# [Build Log] 100g in wall vivarium



## EXODUS1500 (Jan 19, 2009)

Hello everyone, I thought I would share my adventure in making my vivarium.

We had a breakfast nook thing between out living and dining room, and I was discussing tanks with the lady, and she looked over at the area and asked if I could put one in the wall.... SOLD!

And so it has begun!

The wall before:









The other Side, just after destruction started:









random shots:


----------



## XtremeAaron (Jan 1, 2015)

Awesome. Look forward to the progress!


----------



## EXODUS1500 (Jan 19, 2009)

Thanks! Here is some more pics of the progress:


















Next 3 are pics of the water feature and driftwood


----------



## Dawna (Jan 18, 2015)

Looks amazing! Subscribed!

Dawna


----------



## Mohlerbear (Feb 20, 2014)

Subscribed! This looks rad. 


Sent from my iPhone using Tapatalk


----------



## EXODUS1500 (Jan 19, 2009)

Quick little update. been working on some hardscaping. Next update should have some fake rocks that I have been working on in it.


----------



## EXODUS1500 (Jan 19, 2009)

A couple more pics.


----------



## TapDart91 (Jul 7, 2014)

Thats awesome great work can't wait to see how it look once plants start hitting the tank


----------



## frogpecker (Mar 20, 2013)

Very cool design. I'll be reading along. Thanks for posting so many great pictures.


----------



## EXODUS1500 (Jan 19, 2009)

I have a few different inhabitants in mind, but was wondering what you all thought would be the best frog to use all of the space. 

The dimensions are:
36" High x 42" Wide x 21" Deep

Thanks!


----------



## a hill (Aug 4, 2007)

Looks fun, acrylic front I'm guessing?

You know, there is some more room above that you're wasting... 


-Andrew


Smiling when unhappy makes you happier. 
Transcribed via Siri.


----------



## EXODUS1500 (Jan 19, 2009)

Got a little further. I am waiting for some cork bark to finish off the bare left wall, and I need to finish off the right corner cork bark piece which is going to an access panel to the waterfall and fogger. 

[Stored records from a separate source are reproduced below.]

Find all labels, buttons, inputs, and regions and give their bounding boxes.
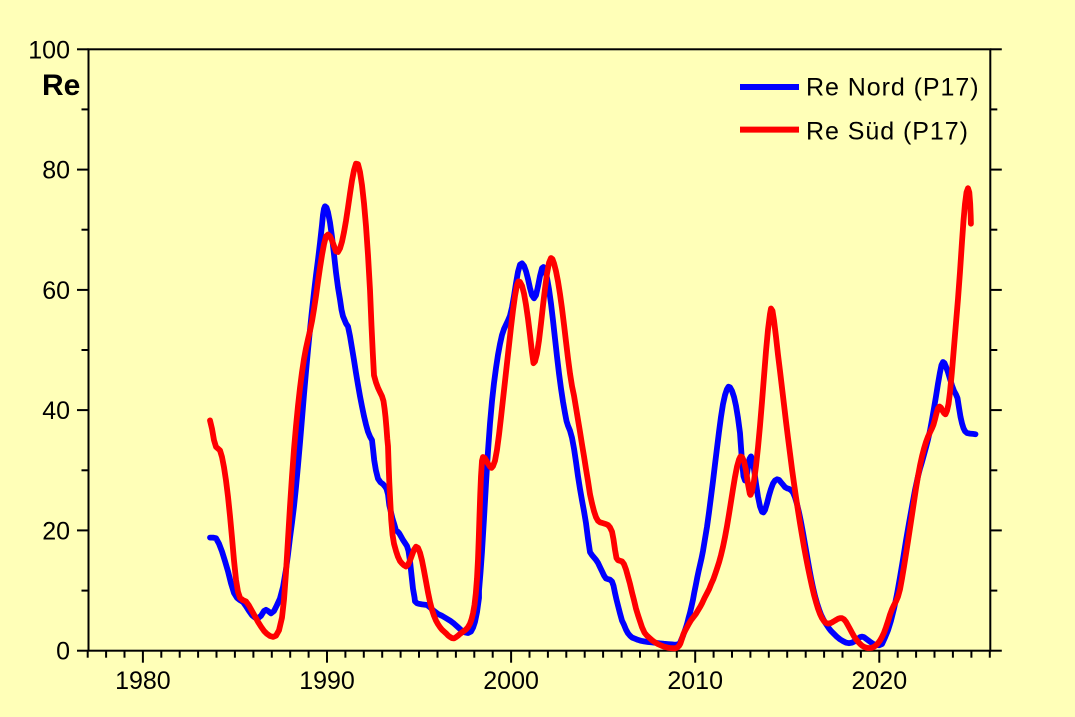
svg-text:1990: 1990	[299, 667, 355, 695]
svg-text:Re Süd (P17): Re Süd (P17)	[806, 118, 969, 146]
svg-text:40: 40	[42, 397, 70, 425]
svg-text:20: 20	[42, 517, 70, 545]
svg-text:0: 0	[56, 638, 70, 666]
svg-text:Re Nord (P17): Re Nord (P17)	[806, 74, 980, 102]
svg-text:Re: Re	[42, 69, 80, 102]
svg-text:2020: 2020	[851, 667, 907, 695]
svg-text:2000: 2000	[483, 667, 539, 695]
svg-text:80: 80	[42, 157, 70, 185]
svg-text:2010: 2010	[667, 667, 723, 695]
svg-text:100: 100	[28, 36, 70, 64]
svg-text:60: 60	[42, 277, 70, 305]
svg-text:1980: 1980	[115, 667, 171, 695]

Of course I have to finish all the outside trim work so it doesn't look like a disaster. haha

Also, I'm thinking the tank will house a horde of Highland Bronze Auratus. I want something that uses all of the space and my lover doesn't like galacts as much as I do, so this seems like a good compromise. Anyone else have suggestions?


----------



## EXODUS1500 (Jan 19, 2009)

Working on the trim for the front:


----------



## epiphytes etc. (Nov 22, 2010)

That beast looks good. Even in a tank that size, though, I would be hesitant to use the wandering Jew or the Phlebodium.


----------



## EXODUS1500 (Jan 19, 2009)

epiphytes etc. said:


> That beast looks good. Even in a tank that size, though, I would be hesitant to use the wandering Jew or the Phlebodium.

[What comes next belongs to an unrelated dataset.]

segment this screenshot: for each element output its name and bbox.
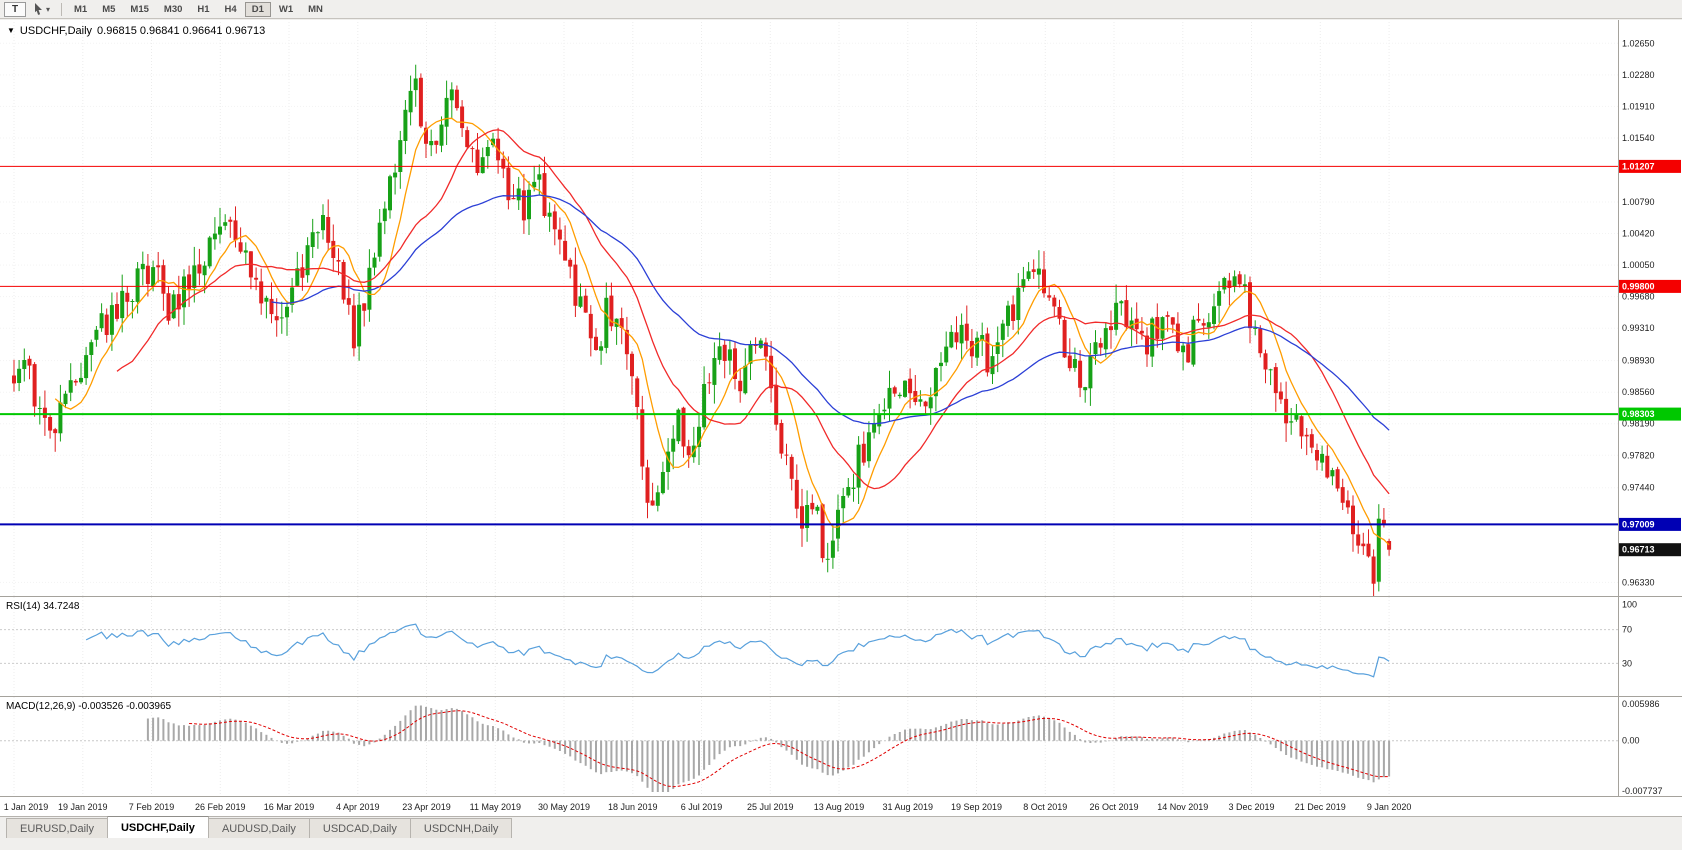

I plan on a lot of pruning with the Wandering Jew, as far as the fern goes, I have never had one before, but I thought they only got a foot tall. I will just see how it goes, I assume its not an invasive plant, so I can remove it if I dont like its size.


----------



## EXODUS1500 (Jan 19, 2009)

Got the stream and fogger working.


----------



## EXODUS1500 (Jan 19, 2009)

Added some more plants and did a little more work:


----------



## steve8855 (Apr 24, 2012)

so how to you assess the tank is it only from the top?

looks awesome by the way


----------



## EXODUS1500 (Jan 19, 2009)

steve8855 said:


> so how to you assess the tank is it only from the top?
> 
> looks awesome by the way


There is a hidden access door for feeding on the left side. For main access, the entire front panel lifts off as one piece. I'll have to get some pics of how it works.


----------